On the spending side, the Democrats' headline concession will be accepting chained-CPI, which is to say, accepting a cut to Social Security benefits. Beyond that, the negotiators will agree to targets for spending cuts. Expect the final number here, too, to be in the neighborhood of $1 trillion, but also expect it to lack many specifics. Whether the cuts come from Medicare or Medicaid, whether they include raising the Medicare age, and many of the other contentious issues in the talks will be left up to Congress.
The deal will lift the spending sequester, but it will be backed up by, yes, another sequester-like policy. I'm told that the details on this next sequester haven't been worked out yet, but the governing theory is that it should be more reasonable than the current sequester. That is to say, if the two parties can't agree on something better, then this should be a policy they're willing to live with.
On stimulus, unemployment insurance will be extended, as will the refundable tax credits. Some amount of infrastructure spending is likely. Perversely, the payroll tax cut, one of the most stimulative policies in the fiscal cliff, will likely be allowed to lapse, which will deal a big blow to the economy.

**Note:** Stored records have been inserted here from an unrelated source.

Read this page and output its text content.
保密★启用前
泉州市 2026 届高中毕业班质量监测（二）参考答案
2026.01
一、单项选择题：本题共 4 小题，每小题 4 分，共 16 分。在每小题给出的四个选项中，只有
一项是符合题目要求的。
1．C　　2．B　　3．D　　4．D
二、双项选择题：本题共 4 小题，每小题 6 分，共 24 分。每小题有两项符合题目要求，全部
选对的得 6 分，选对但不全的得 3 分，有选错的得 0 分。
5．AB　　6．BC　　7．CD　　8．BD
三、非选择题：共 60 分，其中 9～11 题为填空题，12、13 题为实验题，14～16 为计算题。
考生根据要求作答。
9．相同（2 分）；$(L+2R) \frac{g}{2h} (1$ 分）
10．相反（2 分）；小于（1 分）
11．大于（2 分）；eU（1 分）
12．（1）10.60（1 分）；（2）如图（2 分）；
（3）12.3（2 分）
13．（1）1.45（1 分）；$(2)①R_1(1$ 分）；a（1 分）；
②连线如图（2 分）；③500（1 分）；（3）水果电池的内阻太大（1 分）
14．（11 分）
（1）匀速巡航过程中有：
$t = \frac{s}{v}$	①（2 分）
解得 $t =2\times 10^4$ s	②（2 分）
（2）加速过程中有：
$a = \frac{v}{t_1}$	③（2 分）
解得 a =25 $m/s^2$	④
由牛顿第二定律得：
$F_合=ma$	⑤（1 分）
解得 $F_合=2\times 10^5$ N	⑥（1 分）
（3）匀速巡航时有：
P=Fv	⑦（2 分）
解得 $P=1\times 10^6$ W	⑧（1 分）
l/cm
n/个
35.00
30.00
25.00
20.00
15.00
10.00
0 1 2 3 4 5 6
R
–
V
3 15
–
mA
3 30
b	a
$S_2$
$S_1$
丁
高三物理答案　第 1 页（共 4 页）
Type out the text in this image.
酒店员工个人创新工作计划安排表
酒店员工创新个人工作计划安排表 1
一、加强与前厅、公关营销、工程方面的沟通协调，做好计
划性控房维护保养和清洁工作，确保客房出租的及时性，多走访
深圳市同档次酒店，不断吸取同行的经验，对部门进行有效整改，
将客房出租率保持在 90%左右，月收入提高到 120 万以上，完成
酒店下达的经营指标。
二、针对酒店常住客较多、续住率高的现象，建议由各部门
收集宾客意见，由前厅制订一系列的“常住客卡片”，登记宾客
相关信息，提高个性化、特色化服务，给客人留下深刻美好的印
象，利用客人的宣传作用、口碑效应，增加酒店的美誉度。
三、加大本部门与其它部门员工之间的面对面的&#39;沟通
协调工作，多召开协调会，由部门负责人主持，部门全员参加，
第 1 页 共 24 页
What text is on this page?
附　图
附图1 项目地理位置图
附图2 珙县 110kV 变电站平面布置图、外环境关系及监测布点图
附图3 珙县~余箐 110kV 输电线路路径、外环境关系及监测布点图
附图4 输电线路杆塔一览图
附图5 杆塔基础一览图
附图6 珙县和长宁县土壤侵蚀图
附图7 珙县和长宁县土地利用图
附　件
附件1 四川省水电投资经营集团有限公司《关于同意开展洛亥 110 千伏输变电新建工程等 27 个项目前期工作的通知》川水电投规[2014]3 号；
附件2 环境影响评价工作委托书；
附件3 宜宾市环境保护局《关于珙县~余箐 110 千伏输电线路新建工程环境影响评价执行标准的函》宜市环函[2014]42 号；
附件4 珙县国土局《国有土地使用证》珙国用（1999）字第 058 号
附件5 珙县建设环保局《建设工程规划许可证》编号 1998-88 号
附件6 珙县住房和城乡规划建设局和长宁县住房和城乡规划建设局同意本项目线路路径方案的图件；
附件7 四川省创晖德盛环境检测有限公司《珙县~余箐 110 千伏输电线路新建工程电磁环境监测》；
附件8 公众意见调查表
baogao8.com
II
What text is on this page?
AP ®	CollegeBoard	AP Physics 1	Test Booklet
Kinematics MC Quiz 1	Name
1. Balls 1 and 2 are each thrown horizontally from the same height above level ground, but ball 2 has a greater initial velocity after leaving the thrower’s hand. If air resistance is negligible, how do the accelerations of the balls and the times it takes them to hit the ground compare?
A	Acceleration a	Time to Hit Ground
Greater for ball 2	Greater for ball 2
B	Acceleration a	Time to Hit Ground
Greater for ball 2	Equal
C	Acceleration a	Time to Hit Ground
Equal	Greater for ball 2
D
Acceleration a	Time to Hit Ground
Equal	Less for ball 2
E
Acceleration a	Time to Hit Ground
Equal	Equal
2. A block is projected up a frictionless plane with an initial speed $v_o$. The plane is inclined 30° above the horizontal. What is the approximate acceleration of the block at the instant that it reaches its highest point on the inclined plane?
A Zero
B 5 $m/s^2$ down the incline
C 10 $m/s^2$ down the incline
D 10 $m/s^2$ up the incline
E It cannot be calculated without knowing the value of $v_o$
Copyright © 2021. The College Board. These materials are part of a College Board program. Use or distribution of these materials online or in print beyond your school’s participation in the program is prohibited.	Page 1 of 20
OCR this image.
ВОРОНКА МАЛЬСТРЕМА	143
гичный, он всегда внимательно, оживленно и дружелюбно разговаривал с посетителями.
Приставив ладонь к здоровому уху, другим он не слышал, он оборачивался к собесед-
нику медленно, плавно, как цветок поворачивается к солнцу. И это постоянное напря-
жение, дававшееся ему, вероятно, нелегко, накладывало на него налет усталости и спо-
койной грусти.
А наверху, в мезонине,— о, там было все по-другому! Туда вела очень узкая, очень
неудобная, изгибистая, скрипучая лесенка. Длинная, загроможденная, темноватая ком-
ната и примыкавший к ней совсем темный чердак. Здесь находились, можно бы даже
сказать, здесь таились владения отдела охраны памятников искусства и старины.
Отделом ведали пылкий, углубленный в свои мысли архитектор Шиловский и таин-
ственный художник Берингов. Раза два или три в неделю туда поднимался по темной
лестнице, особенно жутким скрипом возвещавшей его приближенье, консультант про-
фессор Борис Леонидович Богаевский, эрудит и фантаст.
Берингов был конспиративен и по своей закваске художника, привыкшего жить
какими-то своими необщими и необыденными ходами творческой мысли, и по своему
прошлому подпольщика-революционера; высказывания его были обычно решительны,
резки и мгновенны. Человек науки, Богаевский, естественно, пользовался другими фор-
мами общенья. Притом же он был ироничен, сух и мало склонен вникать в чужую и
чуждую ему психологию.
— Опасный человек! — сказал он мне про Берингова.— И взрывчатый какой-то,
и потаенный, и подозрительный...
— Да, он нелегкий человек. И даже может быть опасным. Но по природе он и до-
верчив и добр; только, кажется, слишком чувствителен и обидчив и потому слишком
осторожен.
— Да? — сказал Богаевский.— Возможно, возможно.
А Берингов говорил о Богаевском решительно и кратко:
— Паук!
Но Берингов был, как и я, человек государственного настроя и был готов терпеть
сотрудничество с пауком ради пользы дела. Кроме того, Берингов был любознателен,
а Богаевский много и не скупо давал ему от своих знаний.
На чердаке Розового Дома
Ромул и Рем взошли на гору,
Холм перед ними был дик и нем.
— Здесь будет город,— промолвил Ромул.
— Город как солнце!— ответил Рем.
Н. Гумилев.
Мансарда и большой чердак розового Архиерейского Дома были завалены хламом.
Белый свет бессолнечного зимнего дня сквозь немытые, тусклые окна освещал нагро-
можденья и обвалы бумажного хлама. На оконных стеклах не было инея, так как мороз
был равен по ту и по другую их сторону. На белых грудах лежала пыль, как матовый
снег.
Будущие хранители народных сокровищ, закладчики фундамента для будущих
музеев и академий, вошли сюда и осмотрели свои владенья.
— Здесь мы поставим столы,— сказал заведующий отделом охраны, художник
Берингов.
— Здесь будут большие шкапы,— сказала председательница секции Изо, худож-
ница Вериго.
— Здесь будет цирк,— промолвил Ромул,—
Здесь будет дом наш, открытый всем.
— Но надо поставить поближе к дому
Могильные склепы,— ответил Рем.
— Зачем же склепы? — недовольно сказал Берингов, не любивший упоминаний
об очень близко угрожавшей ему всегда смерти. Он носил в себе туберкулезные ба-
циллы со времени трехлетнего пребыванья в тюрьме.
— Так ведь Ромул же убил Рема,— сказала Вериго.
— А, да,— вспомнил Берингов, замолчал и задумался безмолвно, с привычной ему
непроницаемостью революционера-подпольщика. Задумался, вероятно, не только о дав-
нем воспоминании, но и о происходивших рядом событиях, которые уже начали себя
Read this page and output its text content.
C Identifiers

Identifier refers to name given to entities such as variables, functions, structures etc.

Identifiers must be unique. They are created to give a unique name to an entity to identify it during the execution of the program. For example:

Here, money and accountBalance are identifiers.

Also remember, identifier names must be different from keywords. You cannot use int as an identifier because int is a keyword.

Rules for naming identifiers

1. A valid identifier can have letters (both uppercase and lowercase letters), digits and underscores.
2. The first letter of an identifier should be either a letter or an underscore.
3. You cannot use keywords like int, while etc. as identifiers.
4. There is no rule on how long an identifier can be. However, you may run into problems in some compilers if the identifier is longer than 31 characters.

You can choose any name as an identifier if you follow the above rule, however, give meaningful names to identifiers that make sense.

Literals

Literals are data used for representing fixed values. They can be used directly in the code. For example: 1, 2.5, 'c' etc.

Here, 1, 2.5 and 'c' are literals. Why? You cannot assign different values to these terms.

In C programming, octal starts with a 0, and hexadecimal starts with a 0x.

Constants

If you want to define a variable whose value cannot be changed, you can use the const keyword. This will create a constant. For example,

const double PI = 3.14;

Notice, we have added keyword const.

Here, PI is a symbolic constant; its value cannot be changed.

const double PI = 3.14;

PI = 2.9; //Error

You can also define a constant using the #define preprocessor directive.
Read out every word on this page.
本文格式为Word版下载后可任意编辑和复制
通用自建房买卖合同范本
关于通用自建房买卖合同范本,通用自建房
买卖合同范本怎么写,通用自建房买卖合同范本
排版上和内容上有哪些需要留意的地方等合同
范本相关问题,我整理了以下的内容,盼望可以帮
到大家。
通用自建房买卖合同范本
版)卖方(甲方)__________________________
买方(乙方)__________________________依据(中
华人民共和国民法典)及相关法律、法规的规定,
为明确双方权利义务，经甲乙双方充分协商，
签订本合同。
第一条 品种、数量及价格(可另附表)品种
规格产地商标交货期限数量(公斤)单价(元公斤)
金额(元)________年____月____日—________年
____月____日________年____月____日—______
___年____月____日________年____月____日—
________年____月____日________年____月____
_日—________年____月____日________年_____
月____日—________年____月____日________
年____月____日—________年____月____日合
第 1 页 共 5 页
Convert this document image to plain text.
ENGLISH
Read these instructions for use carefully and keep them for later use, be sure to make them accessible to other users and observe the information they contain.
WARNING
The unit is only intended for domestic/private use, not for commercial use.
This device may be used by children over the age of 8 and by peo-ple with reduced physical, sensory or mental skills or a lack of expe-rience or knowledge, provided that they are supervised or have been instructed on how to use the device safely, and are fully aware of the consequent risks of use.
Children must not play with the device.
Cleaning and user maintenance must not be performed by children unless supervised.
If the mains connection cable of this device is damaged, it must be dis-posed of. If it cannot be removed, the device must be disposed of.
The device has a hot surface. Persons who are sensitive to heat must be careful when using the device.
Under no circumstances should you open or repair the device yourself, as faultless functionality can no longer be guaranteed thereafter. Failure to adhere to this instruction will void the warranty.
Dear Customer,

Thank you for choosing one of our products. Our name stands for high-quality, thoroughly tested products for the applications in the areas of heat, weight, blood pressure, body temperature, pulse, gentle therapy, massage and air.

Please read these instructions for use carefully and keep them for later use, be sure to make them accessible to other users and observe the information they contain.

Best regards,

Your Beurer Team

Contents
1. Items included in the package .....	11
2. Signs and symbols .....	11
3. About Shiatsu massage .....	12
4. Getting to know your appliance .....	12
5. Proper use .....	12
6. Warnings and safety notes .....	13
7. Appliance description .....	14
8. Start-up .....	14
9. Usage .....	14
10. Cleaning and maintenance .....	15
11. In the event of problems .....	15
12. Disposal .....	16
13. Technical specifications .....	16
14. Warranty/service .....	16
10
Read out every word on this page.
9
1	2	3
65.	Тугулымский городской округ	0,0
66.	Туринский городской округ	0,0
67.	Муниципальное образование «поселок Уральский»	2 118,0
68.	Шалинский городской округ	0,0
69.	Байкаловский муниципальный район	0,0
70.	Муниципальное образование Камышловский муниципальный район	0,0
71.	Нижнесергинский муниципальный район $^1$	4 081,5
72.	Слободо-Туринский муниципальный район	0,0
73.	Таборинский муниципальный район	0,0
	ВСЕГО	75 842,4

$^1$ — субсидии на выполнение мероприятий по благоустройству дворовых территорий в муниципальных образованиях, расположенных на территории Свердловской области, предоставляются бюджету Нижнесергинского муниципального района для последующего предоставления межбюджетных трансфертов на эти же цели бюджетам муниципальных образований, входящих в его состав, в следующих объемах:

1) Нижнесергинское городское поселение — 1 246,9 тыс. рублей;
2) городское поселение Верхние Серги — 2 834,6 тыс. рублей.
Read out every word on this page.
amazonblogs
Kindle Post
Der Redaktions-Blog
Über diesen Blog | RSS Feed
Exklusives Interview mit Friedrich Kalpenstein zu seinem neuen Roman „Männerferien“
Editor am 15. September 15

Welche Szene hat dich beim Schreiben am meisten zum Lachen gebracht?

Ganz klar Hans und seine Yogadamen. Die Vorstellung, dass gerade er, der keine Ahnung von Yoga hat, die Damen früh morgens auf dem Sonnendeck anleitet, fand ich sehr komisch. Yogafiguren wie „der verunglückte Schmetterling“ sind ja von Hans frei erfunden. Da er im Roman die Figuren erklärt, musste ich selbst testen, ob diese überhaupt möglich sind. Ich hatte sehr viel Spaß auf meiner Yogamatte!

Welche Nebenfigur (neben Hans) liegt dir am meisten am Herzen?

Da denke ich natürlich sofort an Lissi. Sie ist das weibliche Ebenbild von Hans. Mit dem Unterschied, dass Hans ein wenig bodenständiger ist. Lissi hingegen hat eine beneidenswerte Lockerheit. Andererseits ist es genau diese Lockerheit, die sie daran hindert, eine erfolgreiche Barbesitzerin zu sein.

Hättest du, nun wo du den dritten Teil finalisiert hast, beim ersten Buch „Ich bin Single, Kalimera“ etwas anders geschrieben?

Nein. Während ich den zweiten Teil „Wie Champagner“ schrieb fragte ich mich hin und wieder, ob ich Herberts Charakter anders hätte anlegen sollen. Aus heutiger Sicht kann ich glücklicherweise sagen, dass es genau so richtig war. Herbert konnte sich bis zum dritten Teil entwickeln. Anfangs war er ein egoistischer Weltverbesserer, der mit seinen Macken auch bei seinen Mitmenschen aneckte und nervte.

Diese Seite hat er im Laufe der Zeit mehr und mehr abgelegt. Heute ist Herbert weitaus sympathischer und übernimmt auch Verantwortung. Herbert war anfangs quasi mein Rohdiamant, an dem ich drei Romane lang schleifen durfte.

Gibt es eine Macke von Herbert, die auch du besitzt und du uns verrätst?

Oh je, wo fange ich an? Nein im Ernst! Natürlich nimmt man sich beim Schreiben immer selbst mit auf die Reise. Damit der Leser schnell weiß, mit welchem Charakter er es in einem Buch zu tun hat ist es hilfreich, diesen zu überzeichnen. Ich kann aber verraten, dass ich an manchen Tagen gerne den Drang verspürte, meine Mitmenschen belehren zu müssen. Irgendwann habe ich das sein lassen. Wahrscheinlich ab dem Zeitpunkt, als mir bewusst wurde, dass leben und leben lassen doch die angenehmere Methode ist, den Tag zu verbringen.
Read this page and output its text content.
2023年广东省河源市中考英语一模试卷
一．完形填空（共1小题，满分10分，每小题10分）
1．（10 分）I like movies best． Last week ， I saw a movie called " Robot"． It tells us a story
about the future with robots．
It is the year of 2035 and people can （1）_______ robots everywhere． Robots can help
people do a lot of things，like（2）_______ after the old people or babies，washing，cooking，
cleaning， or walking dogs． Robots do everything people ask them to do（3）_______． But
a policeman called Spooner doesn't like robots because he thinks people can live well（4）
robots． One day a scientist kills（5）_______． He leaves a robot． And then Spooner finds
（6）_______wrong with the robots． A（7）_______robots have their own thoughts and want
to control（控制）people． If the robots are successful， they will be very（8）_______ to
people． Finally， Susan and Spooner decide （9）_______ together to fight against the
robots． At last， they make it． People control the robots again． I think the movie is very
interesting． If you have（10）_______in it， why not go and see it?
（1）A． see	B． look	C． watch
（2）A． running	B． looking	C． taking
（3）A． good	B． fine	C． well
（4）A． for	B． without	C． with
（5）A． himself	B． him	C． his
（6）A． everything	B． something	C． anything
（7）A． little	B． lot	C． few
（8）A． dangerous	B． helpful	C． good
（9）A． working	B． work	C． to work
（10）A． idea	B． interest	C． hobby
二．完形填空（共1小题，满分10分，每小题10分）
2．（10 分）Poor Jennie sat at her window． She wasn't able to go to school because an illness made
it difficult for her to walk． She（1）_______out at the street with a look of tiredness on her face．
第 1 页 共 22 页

As for the debt ceiling, that will likely be lifted for a year, at least. In contrast to a week or so ago, when the White House was very intent on finishing the debt ceiling fight now, they're sounding considerably less committed to securing a long-term increase in these negotiations. The argument winning converts, I'm told, is that since the White House won't negotiate on the debt ceiling now and won't negotiate on it later, there's little reason to make it the sine qua non of a deal.
As is always the case, the negotiations could fall apart, or the deal could change. But right now, the participants sound upbeat, surprised at how quickly the process has moved from evident disaster to near-agreement, and fairly comfortable with where they think they'll end up.